Business in South Africa
Economically speaking, South Africa ranks among countries such as India and Brazil. The country is known as a “developing economy” and has both first-world developed nation attributes and third-world underdeveloped poverty. It is this dichotomy that is perhaps the most striking aspect of South Africa’s economic landscape, with the economy running along parallel lines, having both a formal, developed section and an informal, largely untaxed section.
South Africa’s GDP measures about USD3500 per capita per annum. This is certainly not one of the highest in the world, but it is far and away the highest in Africa. South Africa accounts for approximately one quarter of Africa’s GDP and more than 40% of the continent’s manufactured product. Having the largest economy in Africa, it is no surprise that South Africa is a target destination for immigrants from all over the continent.
The most important economic event was the change of government in the mid-1990s. This resulted in a new fiscal policy which has seen the economy show steady growth, although the recent global recession did have an impact on South Africa too. Exchange control regulations were also slowly relaxed after a brief tightening between 1990 and 1995.
South Africa’s stock exchange is based in Johannesburg and is called the “Johannesburg Stock Exchange” or “JSE”. The JSE has various indices, which reflect the nature of the country’s economy. Because the economy is so heavily based on mining and mineral commodities, there are separate indices for gold, platinum, and resources.
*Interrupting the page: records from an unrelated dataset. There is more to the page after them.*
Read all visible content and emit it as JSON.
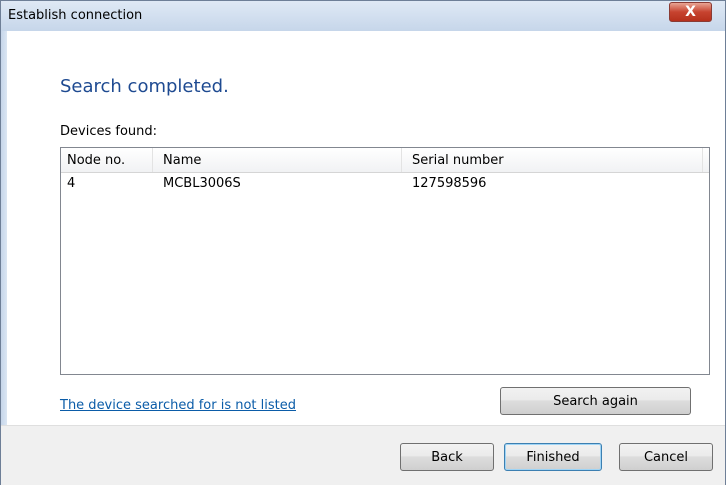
{
  "window": {
    "title": "Establish connection",
    "close_icon": "close-icon",
    "close_glyph": "X"
  },
  "main": {
    "heading": "Search completed.",
    "devices_label": "Devices found:",
    "table": {
      "columns": [
        "Node no.",
        "Name",
        "Serial number"
      ],
      "rows": [
        [
          "4",
          "MCBL3006S",
          "127598596"
        ]
      ]
    },
    "not_listed_link": "The device searched for is not listed",
    "search_again_label": "Search again"
  },
  "footer": {
    "back_label": "Back",
    "finished_label": "Finished",
    "cancel_label": "Cancel"
  },
  "colors": {
    "heading": "#1e4a91",
    "link": "#0b5ca8",
    "close_button": "#c7432f"
  }
}
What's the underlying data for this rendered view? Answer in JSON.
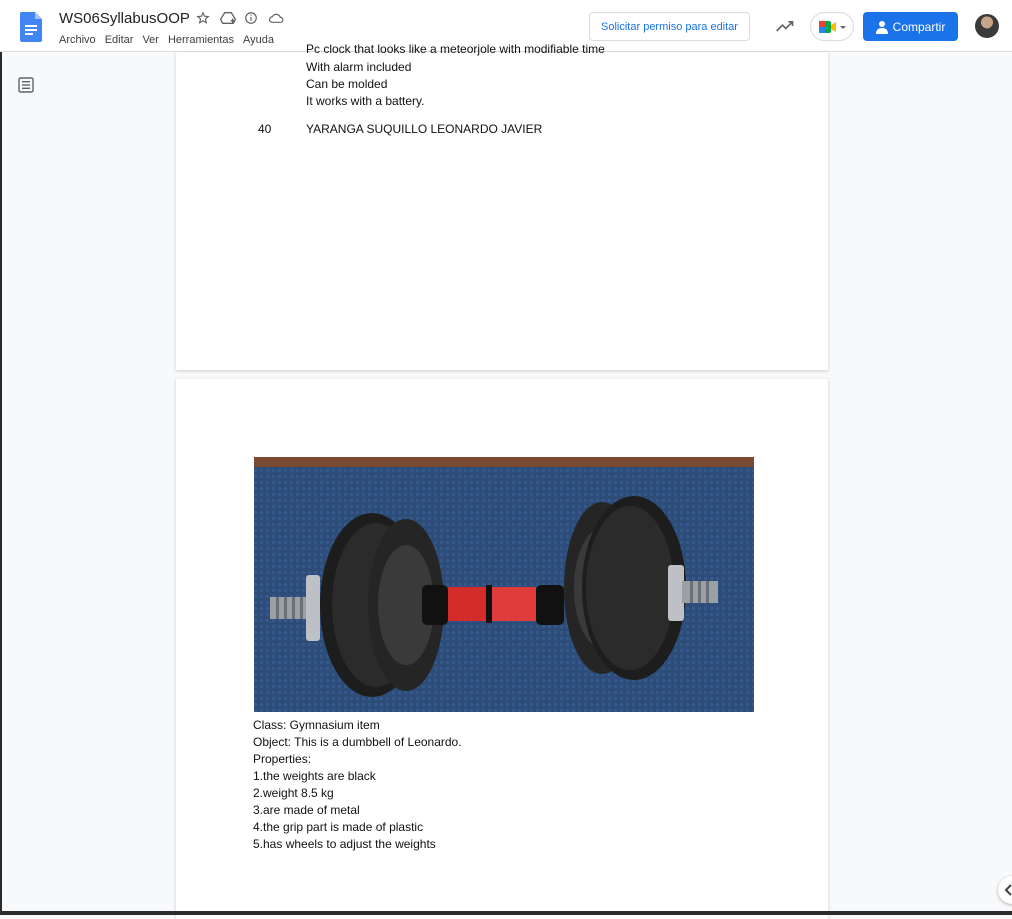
{
  "header": {
    "doc_title": "WS06SyllabusOOP",
    "menu": [
      "Archivo",
      "Editar",
      "Ver",
      "Herramientas",
      "Ayuda"
    ],
    "request_edit_label": "Solicitar permiso para editar",
    "share_label": "Compartir",
    "icons": [
      "docs-logo-icon",
      "star-icon",
      "move-to-drive-icon",
      "info-icon",
      "cloud-saved-icon",
      "activity-trend-icon",
      "meet-camera-icon",
      "share-person-icon"
    ]
  },
  "colors": {
    "accent": "#1a73e8",
    "page": "#ffffff",
    "canvas": "#f8f9fa"
  },
  "page1": {
    "partial_line": "Pc clock that looks like a meteorjole with modifiable time",
    "lines": [
      "With alarm included",
      "Can be molded",
      "It works with a battery."
    ],
    "row_number": "40",
    "row_name": "YARANGA SUQUILLO LEONARDO JAVIER"
  },
  "page2": {
    "image_icon": "dumbbell-photo",
    "lines": [
      "Class: Gymnasium item",
      "Object: This is a dumbbell of Leonardo.",
      "Properties:",
      "1.the weights are black",
      "2.weight 8.5 kg",
      "3.are made of metal",
      "4.the grip part is made of plastic",
      "5.has wheels to adjust the weights"
    ]
  }
}
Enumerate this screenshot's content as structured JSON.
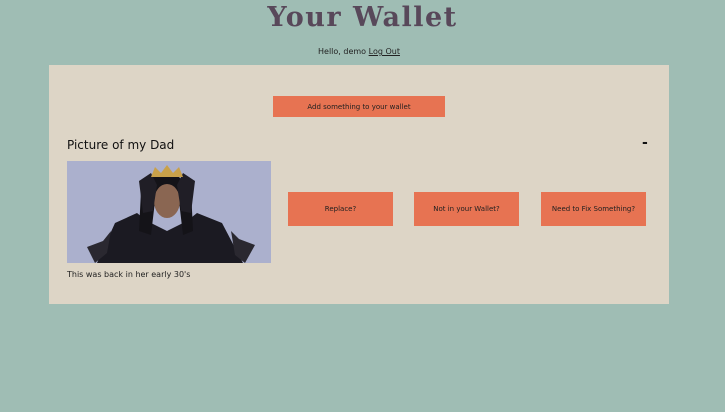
{
  "header": {
    "title": "Your Wallet",
    "greeting": "Hello, demo",
    "logout_label": "Log Out"
  },
  "wallet": {
    "add_label": "Add something to your wallet",
    "items": [
      {
        "title": "Picture of my Dad",
        "collapse_label": "-",
        "caption": "This was back in her early 30's",
        "actions": [
          "Replace?",
          "Not in your Wallet?",
          "Need to Fix Something?"
        ]
      }
    ]
  },
  "colors": {
    "background": "#9fbdb4",
    "panel": "#ddd5c6",
    "accent_button": "#e77352",
    "title": "#58485a"
  }
}
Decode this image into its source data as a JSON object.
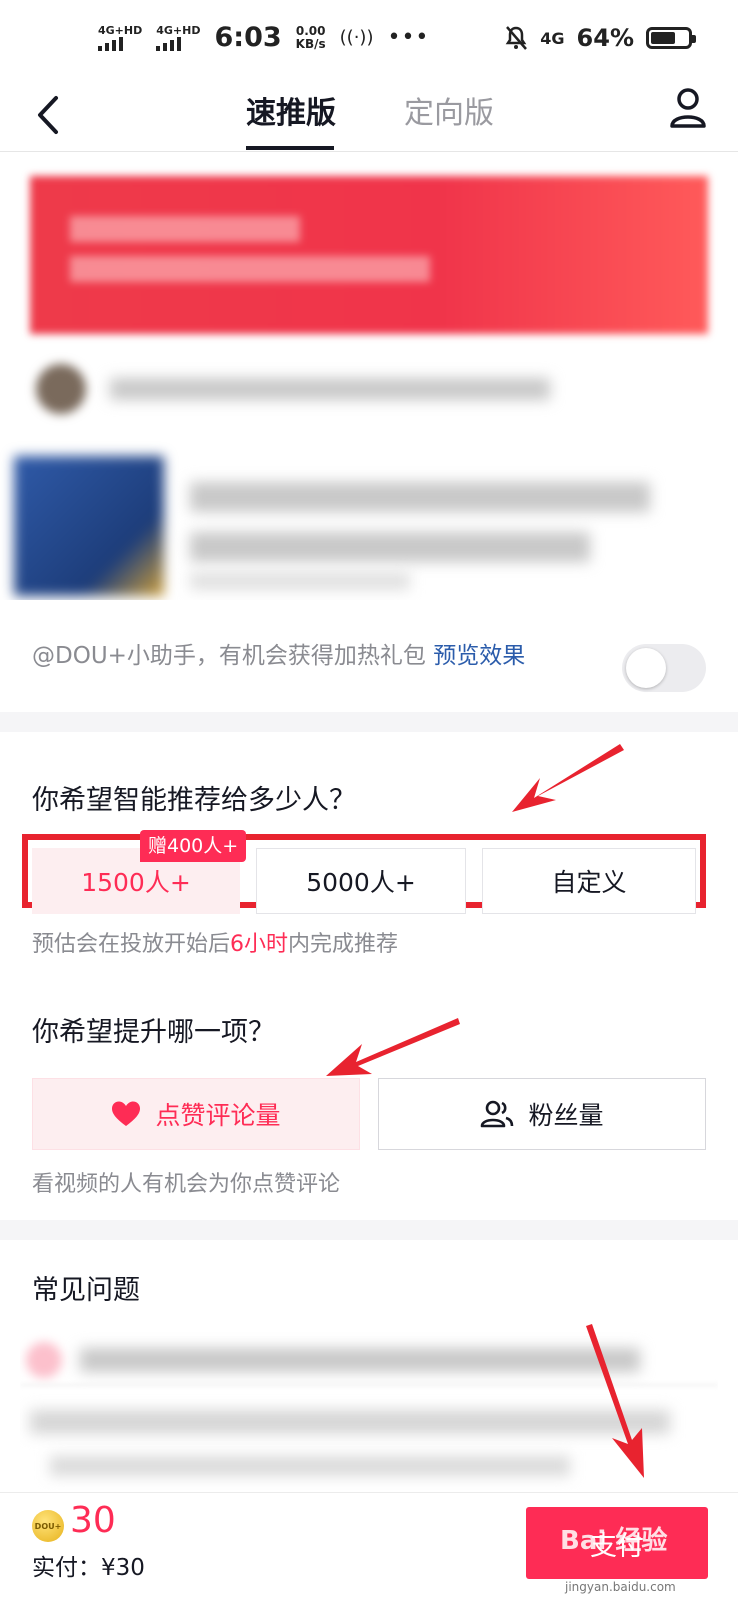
{
  "status_bar": {
    "signal1": "4G+HD",
    "signal2": "4G+HD",
    "time": "6:03",
    "speed_value": "0.00",
    "speed_unit": "KB/s",
    "network": "4G",
    "battery": "64%"
  },
  "nav": {
    "tabs": [
      {
        "label": "速推版",
        "active": true
      },
      {
        "label": "定向版",
        "active": false
      }
    ]
  },
  "helper": {
    "text": "@DOU+小助手，有机会获得加热礼包",
    "link": "预览效果",
    "toggle_on": false
  },
  "recommend": {
    "question": "你希望智能推荐给多少人？",
    "options": [
      {
        "label": "1500人+",
        "selected": true
      },
      {
        "label": "5000人+",
        "selected": false
      },
      {
        "label": "自定义",
        "selected": false
      }
    ],
    "gift_badge": "赠400人+",
    "estimate_prefix": "预估会在投放开始后",
    "estimate_highlight": "6小时",
    "estimate_suffix": "内完成推荐"
  },
  "goal": {
    "question": "你希望提升哪一项？",
    "options": [
      {
        "label": "点赞评论量",
        "icon": "heart-icon",
        "selected": true
      },
      {
        "label": "粉丝量",
        "icon": "users-icon",
        "selected": false
      }
    ],
    "description": "看视频的人有机会为你点赞评论"
  },
  "faq": {
    "title": "常见问题"
  },
  "footer": {
    "coin_label": "DOU+",
    "amount": "30",
    "paid_label": "实付：¥30",
    "pay_button": "支付"
  },
  "watermark": {
    "main": "Bai 经验",
    "url": "jingyan.baidu.com"
  },
  "colors": {
    "accent": "#fe2c55",
    "annotation_red": "#e8232f",
    "link": "#2b5cab"
  }
}
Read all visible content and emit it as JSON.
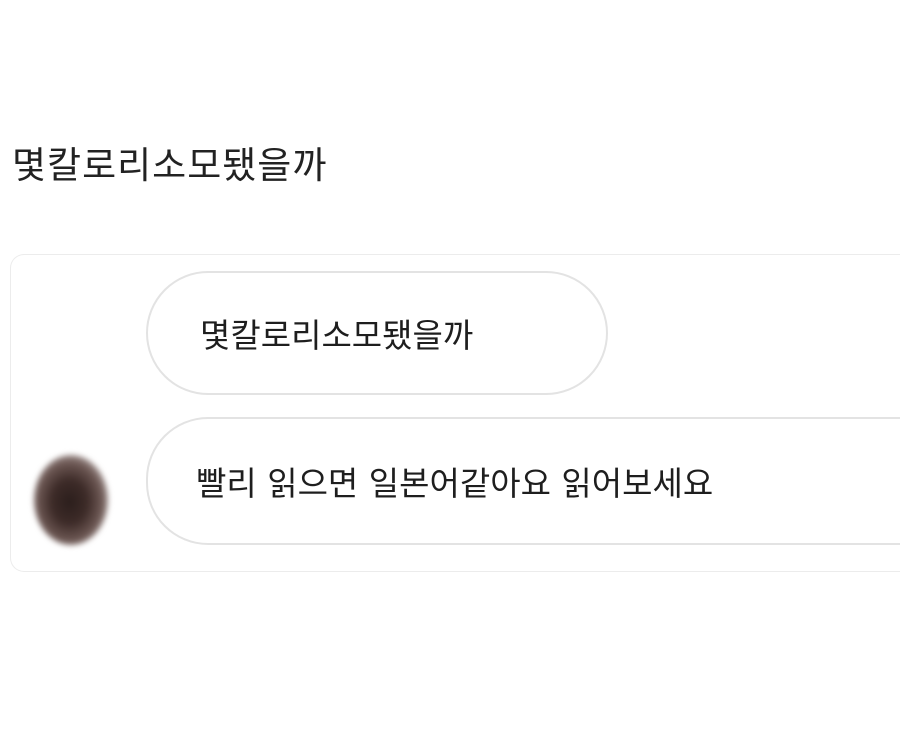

The language of business in South Africa is English, although it may be to your advantage to ensure that any documentation you issue is also translated into the applicable indigenous language. Because both local and multinational companies operate in South Africa, it isn’t always easy to anticipate what kind of organisational culture you will be dealing with, so prior research is important.
Generally speaking, you shouldn’t try to arrange business meetings over Christmas or Easter, as these are prime holiday periods for senior staff. You should arrange meetings in the usual fashion, but send your proposed agenda ahead of you before the time, so that everyone knows what you want to discuss. During the meeting, do not be surprised by off-hand banter and small talk; it is customary, and helps to defuse tension.
You should also be aware of the influence of trade unions. If you are planning on employing a number of people, you may well come into contact with trade unions. The unions are seen as important politically, and they have a vast membership.